The education of union officers begins with the formation of reform caucuses committed to union democracy, building the union’s presence in the school, as well as commitments to social justice and mobilization.

In studying urban teacher preparation, I examine how school practices and organization influence teachers and students. To understand what goes on inside classrooms, we have to look at the welter of powerful influences within schools and outside their walls. Blaming “teacher quality” for unequal academic achievement is an ideological assumption with little evidence.

This same broader view explains why union officers are only as good as the movement that supports them. No matter how talented, smart, or radical an individual activist is, he or she must depend on the wisdom and courage of the movement she or he represents. Officers need to be directed and supported by members.

For that to happen, the union needs democratic norms and policies. Another way officers are supported and nudged is through a caucus. The NEA has semi-official committees that are called caucuses, and this has caused some confusion for teachers who are new to labor union activity.

A union caucus is really an internal political party. It is independent of the union apparatus and receives no funding or help from the union. There is no time on the regularly scheduled agenda of the union for caucuses to meet. Within the caucus, union officers have no special power. They are equals. While their position within the union gives them insights and information other union members may not have, it should be understood that their role as officers has removed from the day-to-day concerns and perspective of members.

If a caucus is primarily an electoral vehicle for a few talented people, it cannot serve the function it should.
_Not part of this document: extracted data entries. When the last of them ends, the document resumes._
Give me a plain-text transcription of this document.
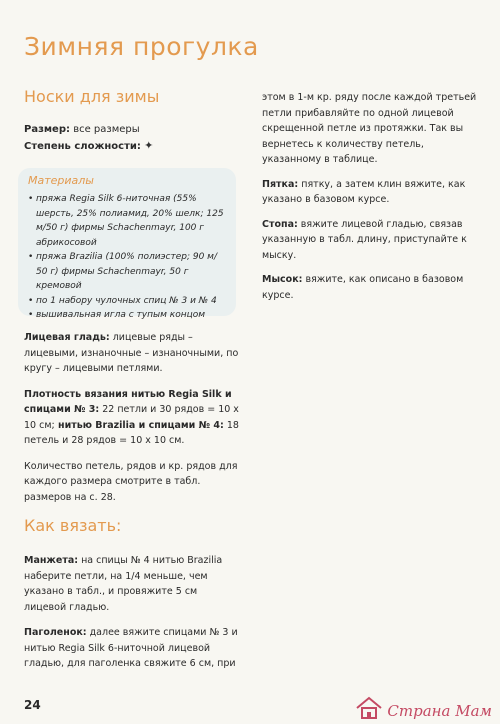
Зимняя прогулка
Носки для зимы
Размер: все размеры
Степень сложности: ✦
Материалы
• пряжа Regia Silk 6-ниточная (55% шерсть, 25% полиамид, 20% шелк; 125 м/50 г) фирмы Schachenmayr, 100 г абрикосовой
• пряжа Brazilia (100% полиэстер; 90 м/ 50 г) фирмы Schachenmayr, 50 г кремовой
• по 1 набору чулочных спиц № 3 и № 4
• вышивальная игла с тупым концом

Лицевая гладь: лицевые ряды – лицевыми, изнаночные – изнаночными, по кругу – лицевыми петлями.

Плотность вязания нитью Regia Silk и спицами № 3: 22 петли и 30 рядов = 10 x 10 см; нитью Brazilia и спицами № 4: 18 петель и 28 рядов = 10 x 10 см.

Количество петель, рядов и кр. рядов для каждого размера смотрите в табл. размеров на с. 28.

Как вязать:

Манжета: на спицы № 4 нитью Brazilia наберите петли, на 1/4 меньше, чем указано в табл., и провяжите 5 см лицевой гладью.

Паголенок: далее вяжите спицами № 3 и нитью Regia Silk 6-ниточной лицевой гладью, для паголенка свяжите 6 см, при

этом в 1-м кр. ряду после каждой третьей петли прибавляйте по одной лицевой скрещенной петле из протяжки. Так вы вернетесь к количеству петель, указанному в таблице.

Пятка: пятку, а затем клин вяжите, как указано в базовом курсе.

Стопа: вяжите лицевой гладью, связав указанную в табл. длину, приступайте к мыску.

Мысок: вяжите, как описано в базовом курсе.

24	Страна Мам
Moreover, using a caucus to elect individuals miseducates members about what’s needed — an entirely different kind of union, one that draws its strength from member activity in their schools.

Because the unions are so decrepit, sometimes what starts as an educational campaign morphs into a real contest and the reformers win. But more often, activists are seduced by the illusion that if they replaced the existing officers, the union would be substantially different.

Without their realizing it, activists have adopted the strategy the Communist Party used in its union work, a strategy imitated by unions like SEIU: mobilization of members on specific campaigns and advocacy of social justice without building the union on the shop floor — that is, strengthening union democracy. This gives the leadership power to speak on behalf of the workers (for the leadership’s own political purposes) without empowering them.

New faces at the top are limited in what they can accomplish on their own. Newly elected officers often face the problem of long-time staff who have their own ideas about how to organize. Officers can push for democratic practices, but their position on the top inhibits limits their ability to make change from below. Both factors weaken the officers’ capacity to mobilize members and build the union in the schools.

Our enemies are quite aware of teachers’ fear and the unions’ political weakness with the public. Officers need a strong base in the schools. If teachers don’t have the legal right to bargain collectively or if their union can no longer defend them, they have to depend on one another in ways that are immediate and personal.

We cannot alter power relations in the schools without rebuilding the union on entirely different premises, starting with the idea that “the union” is not the person who is the president or the officers and staff. Of course leadership counts, as does teacher quality. But as with teacher quality, the quality of union officers depends on their being supported and well-educated.

The education of union officers begins with the formation of reform caucuses committed to union democracy, building the union’s presence in the school, as well as commitments to social justice and mobilization.